A patent application has been submitted to the Spanish Patent and Trademark Office to protect the intellectual property of the results derived from this study (application number P202330350; registration date 5 April 2023).

Author Contributions

Conceptualization, P.A.-M., E.I.-F. and V.G.-S.; clinical assessment, diagnosis, and treatment, E.I.-F., J.M.B., S.M.-P., I.S.-R., P.S.-E., B.G., M.L.R.-P., J.L.C., M.C., J.P.G. and V.G.-S.; methodology, R.M.-M., C.I.L., S.G.-R., G.F. and P.A.-M.; SWATH proteomics, E.C.-G. and I.O.; data analysis, R.M.-M., M.L.R.-P., G.F. and P.A.-M.; writing—original draft preparation, R.M.-M., G.F. and P.A.-M.; writing—review and editing, R.M.-M., G.F. and P.A.-M.; supervision, E.I.-F., G.F. and P.A.-M.; funding acquisition, P.A.-M. All authors have read and agreed to the published version of the manuscript.

Institutional Review Board Statement

The study was conducted in accordance with the Declaration of Helsinki, and approved by the Institutional Review Board (or Ethics Committee) of Reina Sofia University Hospital / IMIBIC (record number 225, reference 2421).

Informed Consent Statement

Informed consent was obtained from all subjects involved in the study.
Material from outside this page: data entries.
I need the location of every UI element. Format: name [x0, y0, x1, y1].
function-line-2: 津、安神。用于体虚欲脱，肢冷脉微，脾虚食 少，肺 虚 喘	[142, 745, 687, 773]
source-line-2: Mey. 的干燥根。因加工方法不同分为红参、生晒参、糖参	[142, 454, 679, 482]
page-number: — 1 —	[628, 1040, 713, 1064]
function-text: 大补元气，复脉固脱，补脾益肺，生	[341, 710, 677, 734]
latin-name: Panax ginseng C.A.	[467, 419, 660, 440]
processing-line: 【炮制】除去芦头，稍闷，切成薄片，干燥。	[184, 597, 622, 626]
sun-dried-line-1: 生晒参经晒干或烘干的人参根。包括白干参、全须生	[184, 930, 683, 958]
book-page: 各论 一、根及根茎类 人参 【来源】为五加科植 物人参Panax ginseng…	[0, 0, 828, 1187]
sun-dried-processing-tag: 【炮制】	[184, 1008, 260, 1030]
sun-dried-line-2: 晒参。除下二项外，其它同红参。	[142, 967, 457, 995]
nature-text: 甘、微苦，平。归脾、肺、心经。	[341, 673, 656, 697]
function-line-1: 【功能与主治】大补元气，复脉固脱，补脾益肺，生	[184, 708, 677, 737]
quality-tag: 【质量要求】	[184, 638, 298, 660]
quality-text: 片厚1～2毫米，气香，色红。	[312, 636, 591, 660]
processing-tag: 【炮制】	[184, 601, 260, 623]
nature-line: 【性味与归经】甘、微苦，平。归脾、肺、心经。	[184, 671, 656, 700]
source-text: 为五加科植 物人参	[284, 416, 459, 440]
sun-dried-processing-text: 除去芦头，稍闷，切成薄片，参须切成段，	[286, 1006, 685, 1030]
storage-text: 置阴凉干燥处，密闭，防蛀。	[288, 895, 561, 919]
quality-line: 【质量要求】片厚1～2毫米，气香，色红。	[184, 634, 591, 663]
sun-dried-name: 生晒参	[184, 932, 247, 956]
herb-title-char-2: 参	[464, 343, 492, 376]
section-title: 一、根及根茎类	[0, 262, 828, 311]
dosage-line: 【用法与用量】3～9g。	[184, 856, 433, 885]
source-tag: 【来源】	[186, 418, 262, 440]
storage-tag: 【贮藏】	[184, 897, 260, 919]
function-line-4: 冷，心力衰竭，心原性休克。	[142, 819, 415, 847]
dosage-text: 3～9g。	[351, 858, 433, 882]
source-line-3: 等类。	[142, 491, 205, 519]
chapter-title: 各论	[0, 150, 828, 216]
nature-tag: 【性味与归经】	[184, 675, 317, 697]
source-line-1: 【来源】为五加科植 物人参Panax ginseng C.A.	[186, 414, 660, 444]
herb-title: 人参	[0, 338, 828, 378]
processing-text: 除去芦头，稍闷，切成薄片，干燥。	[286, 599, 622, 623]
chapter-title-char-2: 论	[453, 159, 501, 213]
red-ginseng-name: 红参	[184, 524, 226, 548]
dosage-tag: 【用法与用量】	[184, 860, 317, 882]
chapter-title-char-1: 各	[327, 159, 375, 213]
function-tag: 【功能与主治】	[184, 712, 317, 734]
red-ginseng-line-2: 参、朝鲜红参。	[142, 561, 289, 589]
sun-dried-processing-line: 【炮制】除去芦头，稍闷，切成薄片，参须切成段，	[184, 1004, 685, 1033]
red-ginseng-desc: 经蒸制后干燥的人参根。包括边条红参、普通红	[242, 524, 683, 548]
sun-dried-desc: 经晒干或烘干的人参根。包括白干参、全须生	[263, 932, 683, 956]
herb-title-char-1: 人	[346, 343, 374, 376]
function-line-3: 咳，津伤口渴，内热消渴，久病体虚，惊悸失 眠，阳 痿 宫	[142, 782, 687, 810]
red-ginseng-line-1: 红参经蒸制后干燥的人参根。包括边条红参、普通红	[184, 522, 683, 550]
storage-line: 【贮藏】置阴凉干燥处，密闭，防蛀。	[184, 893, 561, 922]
Data Availability Statement

The data presented in this study are available on request from the corresponding author. The data are not publicly available due to a patent application.

Conflicts of Interest

J.P.G. has served as a speaker, a consultant, and advisory member for or has received research funding from MSD, Abbvie, Hospira, Pfizer, Kern Pharma, Biogen, Takeda, Janssen, Roche, Sandoz, Celgene, Ferring, Faes Farma, Shire Pharmaceuticals, Dr. Falk Pharma, Tillotts Pharma, Chiesi, Casen Fleet, Gebro Pharma, Otsuka Pharmaceutical, and Vifor Pharma. The rest of the authors declare no competing financial interests. The funders had no role in the design of the study; in the collection, analyses, or interpretation of data; in the writing of the manuscript; or in the decision to publish the results.

Funding Statement

This research was supported by the “Plan Nacional de I + D + I Proyectos de Investigación en Salud of Instituto de Salud Carlos III (ISCIII), Subdirección General de Evaluación and Fondo Europeo de Desarrollo Regional (FEDER)” (grant number PI15/01352). R.M-M. was supported by Consejería de Salud y Familias, Junta de Andalucía (PI-0199-2013). G.F. was supported by CIBEREHD (Instituto de Salud Carlos III).